Cannot logon domain

Symptoms: When attempting to log on to a Windows NT domain from a Windows XP computer, you may receive the following error message: The system cannot log you on to this domain because the system's computer account in its primary domain is missing or the password on that account is incorrect. However, you can log on locally to your computer and map drives to the Windows NT Server computer by using your user domain credentials, and you can log on to the domain by using the same user account from a Windows NT/win98computer.

Resolutions: This behavior may occur if the password for the computer account and the local security authority (LSA) secret are not synchronized. You can use either the Nltest.exe or Netdom.exe command-line utilities to reset the secure channel.

Can't logon NT domain - "Windows cannot connect to the domain"

Symptoms: After you join a Windows XP client to a Windows NT domain, the client may be unable to log on to the domain.
1. You may receive the following error message: Windows cannot connect to the domain either because the domain controller is down or otherwise unavailable or because your computer account was not found.
2. You may receive Event ID 5723: "The session setup from the computer Computername failed to authenticate.
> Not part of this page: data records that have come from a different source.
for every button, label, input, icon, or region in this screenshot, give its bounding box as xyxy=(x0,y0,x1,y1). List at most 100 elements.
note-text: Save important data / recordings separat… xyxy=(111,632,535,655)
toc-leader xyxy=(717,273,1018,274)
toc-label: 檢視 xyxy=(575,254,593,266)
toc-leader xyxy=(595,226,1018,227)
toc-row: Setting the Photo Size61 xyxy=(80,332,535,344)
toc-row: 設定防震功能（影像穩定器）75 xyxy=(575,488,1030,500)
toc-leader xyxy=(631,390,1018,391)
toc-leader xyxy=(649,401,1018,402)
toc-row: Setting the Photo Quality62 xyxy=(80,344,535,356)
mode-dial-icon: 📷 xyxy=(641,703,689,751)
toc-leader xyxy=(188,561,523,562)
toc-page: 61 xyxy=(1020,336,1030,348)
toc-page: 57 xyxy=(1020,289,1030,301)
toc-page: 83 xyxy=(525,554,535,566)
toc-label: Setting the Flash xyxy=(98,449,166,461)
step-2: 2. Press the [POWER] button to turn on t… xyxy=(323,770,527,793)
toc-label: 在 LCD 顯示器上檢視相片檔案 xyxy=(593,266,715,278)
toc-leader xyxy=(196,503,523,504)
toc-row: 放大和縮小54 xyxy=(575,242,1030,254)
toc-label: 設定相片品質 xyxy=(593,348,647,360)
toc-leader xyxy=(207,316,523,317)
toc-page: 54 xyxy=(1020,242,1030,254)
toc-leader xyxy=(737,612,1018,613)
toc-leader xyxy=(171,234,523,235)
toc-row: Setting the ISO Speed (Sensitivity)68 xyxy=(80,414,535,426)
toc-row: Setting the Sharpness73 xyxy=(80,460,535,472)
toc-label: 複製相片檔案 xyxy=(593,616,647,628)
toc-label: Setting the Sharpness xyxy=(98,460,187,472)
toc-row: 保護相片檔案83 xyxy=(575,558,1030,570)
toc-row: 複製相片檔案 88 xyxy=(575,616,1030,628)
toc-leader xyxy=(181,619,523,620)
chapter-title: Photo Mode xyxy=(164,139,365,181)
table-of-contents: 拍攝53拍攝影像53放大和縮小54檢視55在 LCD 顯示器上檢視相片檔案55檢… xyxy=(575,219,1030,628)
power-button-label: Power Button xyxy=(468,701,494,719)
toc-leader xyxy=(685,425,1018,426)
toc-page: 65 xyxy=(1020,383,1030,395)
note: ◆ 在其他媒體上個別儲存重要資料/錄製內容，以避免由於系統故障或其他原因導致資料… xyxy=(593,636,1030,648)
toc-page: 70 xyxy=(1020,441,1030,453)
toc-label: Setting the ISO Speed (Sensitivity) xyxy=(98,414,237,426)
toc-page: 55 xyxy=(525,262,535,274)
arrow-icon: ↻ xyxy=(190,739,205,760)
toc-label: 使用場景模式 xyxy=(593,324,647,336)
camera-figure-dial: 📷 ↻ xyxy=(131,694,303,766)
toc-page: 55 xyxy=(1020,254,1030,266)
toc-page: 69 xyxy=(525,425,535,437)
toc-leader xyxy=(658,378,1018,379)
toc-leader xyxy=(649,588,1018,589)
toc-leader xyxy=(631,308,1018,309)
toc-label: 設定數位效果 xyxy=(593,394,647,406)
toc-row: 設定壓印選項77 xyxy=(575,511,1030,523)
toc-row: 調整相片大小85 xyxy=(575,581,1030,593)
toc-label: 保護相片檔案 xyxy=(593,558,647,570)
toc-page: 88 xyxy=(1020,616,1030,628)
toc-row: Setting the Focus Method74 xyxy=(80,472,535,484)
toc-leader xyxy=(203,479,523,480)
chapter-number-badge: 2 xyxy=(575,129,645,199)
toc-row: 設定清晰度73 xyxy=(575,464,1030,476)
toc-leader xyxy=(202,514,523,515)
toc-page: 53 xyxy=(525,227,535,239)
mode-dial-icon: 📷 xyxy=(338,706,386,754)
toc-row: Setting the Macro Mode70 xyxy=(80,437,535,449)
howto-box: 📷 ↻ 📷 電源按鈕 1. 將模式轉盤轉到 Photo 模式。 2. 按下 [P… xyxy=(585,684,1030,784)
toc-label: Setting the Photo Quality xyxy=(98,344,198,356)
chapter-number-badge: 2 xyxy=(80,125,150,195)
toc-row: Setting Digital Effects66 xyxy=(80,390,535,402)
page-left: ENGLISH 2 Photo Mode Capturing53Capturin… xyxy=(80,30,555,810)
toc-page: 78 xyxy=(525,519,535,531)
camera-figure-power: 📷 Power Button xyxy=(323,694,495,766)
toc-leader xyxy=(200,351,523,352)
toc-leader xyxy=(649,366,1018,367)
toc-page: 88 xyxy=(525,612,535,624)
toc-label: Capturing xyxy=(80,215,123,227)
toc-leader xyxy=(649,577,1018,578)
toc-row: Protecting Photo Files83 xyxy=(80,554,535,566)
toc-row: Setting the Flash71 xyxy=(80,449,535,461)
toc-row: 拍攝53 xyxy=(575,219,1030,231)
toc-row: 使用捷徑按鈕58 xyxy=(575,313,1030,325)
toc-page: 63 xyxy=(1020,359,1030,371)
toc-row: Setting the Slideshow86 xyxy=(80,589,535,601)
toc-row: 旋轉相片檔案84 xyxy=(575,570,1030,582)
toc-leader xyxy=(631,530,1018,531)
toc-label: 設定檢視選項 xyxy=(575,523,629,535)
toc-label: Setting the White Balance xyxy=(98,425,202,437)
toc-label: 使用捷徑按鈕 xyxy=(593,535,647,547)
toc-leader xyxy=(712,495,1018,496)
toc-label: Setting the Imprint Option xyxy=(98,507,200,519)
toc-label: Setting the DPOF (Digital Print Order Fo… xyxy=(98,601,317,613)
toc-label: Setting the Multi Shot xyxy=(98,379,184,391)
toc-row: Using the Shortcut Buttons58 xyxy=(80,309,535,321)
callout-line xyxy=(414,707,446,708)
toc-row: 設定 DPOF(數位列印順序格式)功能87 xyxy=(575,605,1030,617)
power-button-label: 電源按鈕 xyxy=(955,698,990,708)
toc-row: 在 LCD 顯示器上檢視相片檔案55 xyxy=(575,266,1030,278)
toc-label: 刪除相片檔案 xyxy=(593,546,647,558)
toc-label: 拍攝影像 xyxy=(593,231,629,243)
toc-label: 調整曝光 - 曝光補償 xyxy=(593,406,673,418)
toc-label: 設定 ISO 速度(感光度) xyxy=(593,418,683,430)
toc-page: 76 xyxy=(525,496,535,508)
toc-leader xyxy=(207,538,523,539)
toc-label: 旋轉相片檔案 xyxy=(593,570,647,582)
The name of the account referenced in the security database is Computername. The following error occurred: Access is denied."
3. Or Event ID: 3227, Event Source: NETLOGON: "The session setup to the Windows NT or Windows 2000 domain controller \\Server for the domain Domainname failed because \\Server does not support signing or sealing the Netlogon session. Either upgrade the domain controller or set the RequireSignOrSeal registry entry on this machine to 0."

Resolutions: This behavior occurs because the Windows XP client tries to sign or seal the secure channel. Windows XP does this by default. However, Windows NT is not configured to do this by default. To resolve this issue, open Local Security Policy from Administrative Tools. Under the Local Policies\Security Options node, double-click the Domain Member:Digitally encrypt or sign secure channel data (always) policy to open it and click Disabled.

Q: I have a XP Pro can logon to the domain using the account who was used to setup and join the domain. However, I can't use any other user accounts to logon even they have Administrator role and receive DOMAINNAME is not available message.

A: This sounds like DNS issue. It seems to me that the setup username account uses the cached credentials to logon without accessing the DNS. However, the other users who haven't created the cached credentials can't logon without the correct DNS.